Un appello contro le sanzioni e il blocco economico a Cuba e al Venezuela consegnato al Papa dal professor Vasapollo. Francesco: “pregherò per voi e per la pace”

All’indomani della decisione dell’Unione Europea di inasprire le sanzioni contro il Venezuela e a pochi giorni dal voto – di segno opposto – dell’Assemblea Generale delle Nazioni Unite che ha condannato, per l’ennesima volta, con 189 voti a favore e due soli contrari, il blocco statunitense contro Cuba, con una deliberazione destinata però ad infrangersi con il veto Usa, è stato consegnato a Papa Francesco un appello contro le sanzioni e il blocco economico a Cuba e al Venezuela. A portarlo al Pontefice è stato l’economista Luciano Vasapollo, che ha incontrato Francesco dopo l’Udienza Generale per informarlo riguardo alla III Giornata Viroche celebrata ieri all’Università La Sapienza di Roma, nel cui ambito Vasapollo ha la delega per i rapporti con l’America Latina.

Il Convegno – al quale hanno partecipato le autorità accademiche e oltre 200 studenti – ha ripercorso la tragedia del parroco ucciso nell’ottobre 2016 in Argentina per aver difeso i suoi giovani dalla droga e dalla tratta, ed ha contestualizzato questo episodio nel quadro dell’America Latina ferita dalle ingiustizie e dalle prevaricazioni, con una riflessione sui Sud del mondo e la figura di San Oscar Arnufo Romero proposta dal presidente della Comunità di Sant’Egidio Marco Impagliazzo. Nel suo intervento, in qualità di delegato del rettore della Sapienza, il professor Vasapollo ha ricordato che i governi di tutto il mondo hanno ribadito l’inaccettabilità, sul piano del diritto internazionale, del blocco economico, commerciale e finanziario degli Stati Uniti d’America contro Cuba, e sottolineato come il Venezuela abbia espresso democraticamente la propria volontà di autonomia con un voto internazionalmente certificato, che le sanzioni vorrebbero sovvertire.

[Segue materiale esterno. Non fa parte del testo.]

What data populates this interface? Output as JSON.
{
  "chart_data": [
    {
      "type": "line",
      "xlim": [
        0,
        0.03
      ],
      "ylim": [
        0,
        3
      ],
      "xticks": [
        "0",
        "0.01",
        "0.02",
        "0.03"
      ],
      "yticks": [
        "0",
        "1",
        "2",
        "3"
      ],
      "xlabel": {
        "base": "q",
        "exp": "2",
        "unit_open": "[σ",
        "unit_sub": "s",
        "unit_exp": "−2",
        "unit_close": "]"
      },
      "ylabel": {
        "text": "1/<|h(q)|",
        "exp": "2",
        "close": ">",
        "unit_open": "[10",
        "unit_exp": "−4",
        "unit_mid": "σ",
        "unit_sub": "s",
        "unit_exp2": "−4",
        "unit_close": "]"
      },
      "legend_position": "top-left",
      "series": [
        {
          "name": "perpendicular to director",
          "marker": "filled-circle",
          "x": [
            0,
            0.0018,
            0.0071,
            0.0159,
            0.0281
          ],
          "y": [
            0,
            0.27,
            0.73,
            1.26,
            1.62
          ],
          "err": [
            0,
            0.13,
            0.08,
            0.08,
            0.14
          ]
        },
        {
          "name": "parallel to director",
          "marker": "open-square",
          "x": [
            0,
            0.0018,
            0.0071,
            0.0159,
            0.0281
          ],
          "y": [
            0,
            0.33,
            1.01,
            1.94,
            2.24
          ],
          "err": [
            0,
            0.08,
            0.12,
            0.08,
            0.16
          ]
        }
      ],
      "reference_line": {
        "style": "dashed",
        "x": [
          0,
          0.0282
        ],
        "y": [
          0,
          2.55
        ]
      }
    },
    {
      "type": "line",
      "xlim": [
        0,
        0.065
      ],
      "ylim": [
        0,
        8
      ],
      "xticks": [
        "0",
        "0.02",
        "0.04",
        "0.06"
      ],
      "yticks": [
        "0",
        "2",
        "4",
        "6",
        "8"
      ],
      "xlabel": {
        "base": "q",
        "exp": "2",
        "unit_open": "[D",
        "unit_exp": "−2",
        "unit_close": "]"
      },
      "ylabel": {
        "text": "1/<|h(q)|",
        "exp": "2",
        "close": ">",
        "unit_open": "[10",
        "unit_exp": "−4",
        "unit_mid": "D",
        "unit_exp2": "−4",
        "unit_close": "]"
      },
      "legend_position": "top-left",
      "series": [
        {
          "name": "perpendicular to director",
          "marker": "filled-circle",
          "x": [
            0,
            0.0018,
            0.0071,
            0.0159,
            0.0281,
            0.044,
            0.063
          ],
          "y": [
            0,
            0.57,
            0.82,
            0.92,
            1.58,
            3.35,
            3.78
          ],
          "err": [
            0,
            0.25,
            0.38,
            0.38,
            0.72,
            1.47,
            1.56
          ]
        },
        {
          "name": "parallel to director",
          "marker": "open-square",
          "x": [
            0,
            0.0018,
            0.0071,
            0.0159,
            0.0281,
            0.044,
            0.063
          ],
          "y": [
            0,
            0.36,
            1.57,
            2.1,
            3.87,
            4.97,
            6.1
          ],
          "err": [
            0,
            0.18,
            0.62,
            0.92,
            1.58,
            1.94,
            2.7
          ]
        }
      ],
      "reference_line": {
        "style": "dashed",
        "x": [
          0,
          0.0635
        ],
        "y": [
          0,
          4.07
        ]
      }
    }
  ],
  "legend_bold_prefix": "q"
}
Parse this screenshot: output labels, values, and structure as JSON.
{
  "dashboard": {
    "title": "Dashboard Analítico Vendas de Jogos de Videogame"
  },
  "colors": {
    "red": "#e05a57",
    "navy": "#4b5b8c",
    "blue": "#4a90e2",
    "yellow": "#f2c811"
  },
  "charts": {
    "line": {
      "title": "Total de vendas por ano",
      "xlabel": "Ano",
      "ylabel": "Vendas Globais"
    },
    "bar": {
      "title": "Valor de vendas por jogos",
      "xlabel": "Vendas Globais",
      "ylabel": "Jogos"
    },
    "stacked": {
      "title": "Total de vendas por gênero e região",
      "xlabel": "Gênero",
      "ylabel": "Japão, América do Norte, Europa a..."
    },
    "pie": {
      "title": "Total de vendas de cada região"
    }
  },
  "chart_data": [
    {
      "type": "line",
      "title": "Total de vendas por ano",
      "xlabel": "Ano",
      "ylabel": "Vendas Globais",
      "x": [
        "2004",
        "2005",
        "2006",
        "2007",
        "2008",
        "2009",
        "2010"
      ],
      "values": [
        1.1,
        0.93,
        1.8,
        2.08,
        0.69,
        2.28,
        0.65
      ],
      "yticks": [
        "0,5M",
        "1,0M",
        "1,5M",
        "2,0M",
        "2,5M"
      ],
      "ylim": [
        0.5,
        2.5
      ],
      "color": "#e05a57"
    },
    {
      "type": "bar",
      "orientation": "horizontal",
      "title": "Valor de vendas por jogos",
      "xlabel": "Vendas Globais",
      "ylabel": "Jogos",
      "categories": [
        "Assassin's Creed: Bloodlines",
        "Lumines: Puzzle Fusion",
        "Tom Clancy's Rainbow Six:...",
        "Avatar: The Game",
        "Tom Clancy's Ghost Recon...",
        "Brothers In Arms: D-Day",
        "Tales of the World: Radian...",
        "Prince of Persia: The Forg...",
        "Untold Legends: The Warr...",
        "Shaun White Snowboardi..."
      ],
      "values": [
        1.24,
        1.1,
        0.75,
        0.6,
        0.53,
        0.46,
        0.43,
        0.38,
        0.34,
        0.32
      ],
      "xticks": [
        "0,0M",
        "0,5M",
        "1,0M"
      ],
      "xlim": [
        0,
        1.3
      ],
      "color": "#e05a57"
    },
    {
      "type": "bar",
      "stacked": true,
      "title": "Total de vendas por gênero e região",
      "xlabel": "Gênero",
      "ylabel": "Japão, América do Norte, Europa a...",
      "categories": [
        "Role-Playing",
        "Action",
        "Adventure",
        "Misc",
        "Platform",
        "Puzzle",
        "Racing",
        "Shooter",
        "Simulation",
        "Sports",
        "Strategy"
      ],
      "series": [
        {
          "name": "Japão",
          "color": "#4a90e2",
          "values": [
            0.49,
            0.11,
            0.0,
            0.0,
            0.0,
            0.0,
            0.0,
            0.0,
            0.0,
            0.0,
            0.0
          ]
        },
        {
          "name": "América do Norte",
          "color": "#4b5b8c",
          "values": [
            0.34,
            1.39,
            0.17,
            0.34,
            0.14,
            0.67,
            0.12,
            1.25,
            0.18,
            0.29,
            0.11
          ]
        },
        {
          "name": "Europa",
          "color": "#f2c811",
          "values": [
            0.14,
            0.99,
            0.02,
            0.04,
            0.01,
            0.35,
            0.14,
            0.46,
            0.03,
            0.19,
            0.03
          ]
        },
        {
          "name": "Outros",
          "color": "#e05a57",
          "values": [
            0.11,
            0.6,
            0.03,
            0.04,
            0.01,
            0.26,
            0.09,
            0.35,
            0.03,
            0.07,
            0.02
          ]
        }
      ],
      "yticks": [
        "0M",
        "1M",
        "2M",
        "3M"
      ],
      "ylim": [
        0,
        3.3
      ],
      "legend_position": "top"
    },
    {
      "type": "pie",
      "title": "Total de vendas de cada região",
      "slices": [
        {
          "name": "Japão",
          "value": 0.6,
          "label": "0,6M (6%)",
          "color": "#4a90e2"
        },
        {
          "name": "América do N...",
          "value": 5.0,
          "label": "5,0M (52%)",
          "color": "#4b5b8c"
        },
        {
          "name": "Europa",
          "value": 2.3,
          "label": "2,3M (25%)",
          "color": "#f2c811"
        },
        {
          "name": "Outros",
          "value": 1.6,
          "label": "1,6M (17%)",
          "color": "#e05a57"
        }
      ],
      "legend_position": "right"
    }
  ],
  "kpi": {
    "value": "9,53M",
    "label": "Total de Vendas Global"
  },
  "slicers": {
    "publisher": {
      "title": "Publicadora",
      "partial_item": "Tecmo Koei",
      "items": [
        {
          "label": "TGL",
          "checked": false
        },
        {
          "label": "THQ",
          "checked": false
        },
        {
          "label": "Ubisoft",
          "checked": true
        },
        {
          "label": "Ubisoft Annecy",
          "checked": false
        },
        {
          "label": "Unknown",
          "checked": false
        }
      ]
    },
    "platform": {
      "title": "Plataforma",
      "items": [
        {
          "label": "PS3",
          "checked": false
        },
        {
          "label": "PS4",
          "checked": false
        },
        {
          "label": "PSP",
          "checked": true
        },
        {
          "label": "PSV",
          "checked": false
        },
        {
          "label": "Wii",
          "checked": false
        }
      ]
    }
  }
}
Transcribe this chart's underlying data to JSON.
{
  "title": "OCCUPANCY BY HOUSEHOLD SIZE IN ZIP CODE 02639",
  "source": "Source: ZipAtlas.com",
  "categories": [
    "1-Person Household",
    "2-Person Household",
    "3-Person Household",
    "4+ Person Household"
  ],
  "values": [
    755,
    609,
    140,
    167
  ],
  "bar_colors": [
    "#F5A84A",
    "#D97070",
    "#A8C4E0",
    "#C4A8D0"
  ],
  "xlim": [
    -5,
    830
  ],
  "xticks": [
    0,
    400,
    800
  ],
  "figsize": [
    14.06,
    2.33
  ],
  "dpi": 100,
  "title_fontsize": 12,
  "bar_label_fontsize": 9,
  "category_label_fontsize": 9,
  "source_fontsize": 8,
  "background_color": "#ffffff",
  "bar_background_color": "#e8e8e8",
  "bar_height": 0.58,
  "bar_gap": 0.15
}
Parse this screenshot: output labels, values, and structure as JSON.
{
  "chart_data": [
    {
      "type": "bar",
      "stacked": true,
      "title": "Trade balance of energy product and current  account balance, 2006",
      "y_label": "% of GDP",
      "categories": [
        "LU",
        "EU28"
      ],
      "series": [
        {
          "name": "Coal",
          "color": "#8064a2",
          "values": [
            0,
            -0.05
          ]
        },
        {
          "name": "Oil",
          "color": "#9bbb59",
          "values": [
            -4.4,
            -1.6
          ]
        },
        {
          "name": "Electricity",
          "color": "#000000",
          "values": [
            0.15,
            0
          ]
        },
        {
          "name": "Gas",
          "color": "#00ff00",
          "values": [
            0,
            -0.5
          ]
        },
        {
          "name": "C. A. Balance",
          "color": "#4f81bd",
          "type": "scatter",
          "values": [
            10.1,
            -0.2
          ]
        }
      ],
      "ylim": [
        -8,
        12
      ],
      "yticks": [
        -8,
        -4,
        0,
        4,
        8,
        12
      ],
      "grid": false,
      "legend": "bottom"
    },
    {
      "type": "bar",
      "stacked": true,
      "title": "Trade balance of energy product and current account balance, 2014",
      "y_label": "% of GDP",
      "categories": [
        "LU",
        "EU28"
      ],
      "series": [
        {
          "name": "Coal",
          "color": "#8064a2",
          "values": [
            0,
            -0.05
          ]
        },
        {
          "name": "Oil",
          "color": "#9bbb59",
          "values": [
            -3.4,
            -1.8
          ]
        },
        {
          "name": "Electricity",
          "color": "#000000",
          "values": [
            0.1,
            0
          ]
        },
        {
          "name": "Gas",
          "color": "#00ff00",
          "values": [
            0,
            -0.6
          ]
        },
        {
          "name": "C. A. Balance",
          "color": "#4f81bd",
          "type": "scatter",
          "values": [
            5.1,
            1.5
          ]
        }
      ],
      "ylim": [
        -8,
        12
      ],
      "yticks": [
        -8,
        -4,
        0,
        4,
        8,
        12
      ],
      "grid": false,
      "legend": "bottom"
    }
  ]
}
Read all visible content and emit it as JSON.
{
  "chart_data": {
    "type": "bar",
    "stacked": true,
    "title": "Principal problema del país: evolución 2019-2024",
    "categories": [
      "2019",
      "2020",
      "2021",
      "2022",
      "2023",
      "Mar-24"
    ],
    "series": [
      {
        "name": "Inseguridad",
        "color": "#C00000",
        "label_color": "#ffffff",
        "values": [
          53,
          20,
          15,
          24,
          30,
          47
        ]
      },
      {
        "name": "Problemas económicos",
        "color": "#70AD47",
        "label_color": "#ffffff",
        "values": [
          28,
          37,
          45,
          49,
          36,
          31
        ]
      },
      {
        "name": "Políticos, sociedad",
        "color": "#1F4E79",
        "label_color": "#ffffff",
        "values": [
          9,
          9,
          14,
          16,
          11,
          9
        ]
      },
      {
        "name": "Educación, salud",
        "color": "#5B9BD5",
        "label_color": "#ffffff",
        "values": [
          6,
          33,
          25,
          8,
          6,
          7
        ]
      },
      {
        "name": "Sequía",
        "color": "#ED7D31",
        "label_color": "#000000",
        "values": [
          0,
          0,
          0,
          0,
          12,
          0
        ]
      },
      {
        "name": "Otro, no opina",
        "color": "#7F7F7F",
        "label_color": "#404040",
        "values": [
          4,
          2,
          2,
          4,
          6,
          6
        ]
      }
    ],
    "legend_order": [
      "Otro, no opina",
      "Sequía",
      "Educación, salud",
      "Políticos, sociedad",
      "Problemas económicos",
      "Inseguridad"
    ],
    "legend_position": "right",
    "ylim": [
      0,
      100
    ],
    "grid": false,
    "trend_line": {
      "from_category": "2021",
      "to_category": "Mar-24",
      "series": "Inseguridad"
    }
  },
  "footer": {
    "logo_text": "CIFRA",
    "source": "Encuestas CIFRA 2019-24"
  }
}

Con il messaggio-appello contro sanzioni e blocco economico, il delegato del rettore della Sapienza per i rapporti internazionali con l’America Latina, che è in partenza per una missione di studio a Caracas incentrata sulle riforme economiche in atto in Venezuela per uscire dalla crisi, ha consegnato al Papa anche “una ricerca sulle fake news che servono a denigrare paesi che difendono la propria legittima autonomia”. “Le chiedo una parola di pace per questi popoli che cercano solo l’autodeterminazione con le loro democrazie economiche e politiche. Nel rispetto delle loro carte costituzionali”, ha detto al Papa.
“Pregherò per voi, le sono vicino professore, pregherò per la pace in Venezuela”, ha replicato Francesco al quale il professore ha poi espresso gratitudine per l’attenzione e il sostegno spirituale, affidando al nostro quotidiano on line la propria soddisfazione per lo scambio con il Papa in piazza San Pietro.

All’incontro in piazza San Pietro ha partecipato anche un altro relatore alla III Giornata Viroche promossa da FarodiRoma, il prete di strada Ermanno D’Onofrio, impegnato a Frosinone sulle medesime frontiere che hanno visto il sacrificio di Juan Viroche. “Grazie A te e a questa opera. Bravo non mollare mai!”, gli ha detto Papa Francesco. Il sacerdote ha replicato: “Santità i poveri sono la mia forza e stare con loro è un privilegio. Grazie a lei e al suo ministero e grazie a tutti i testimoni della Chiesa. Ieri siamo stati al Convegno su padre Juan Viroche, ucciso, e mi si è scaldato il cuore”.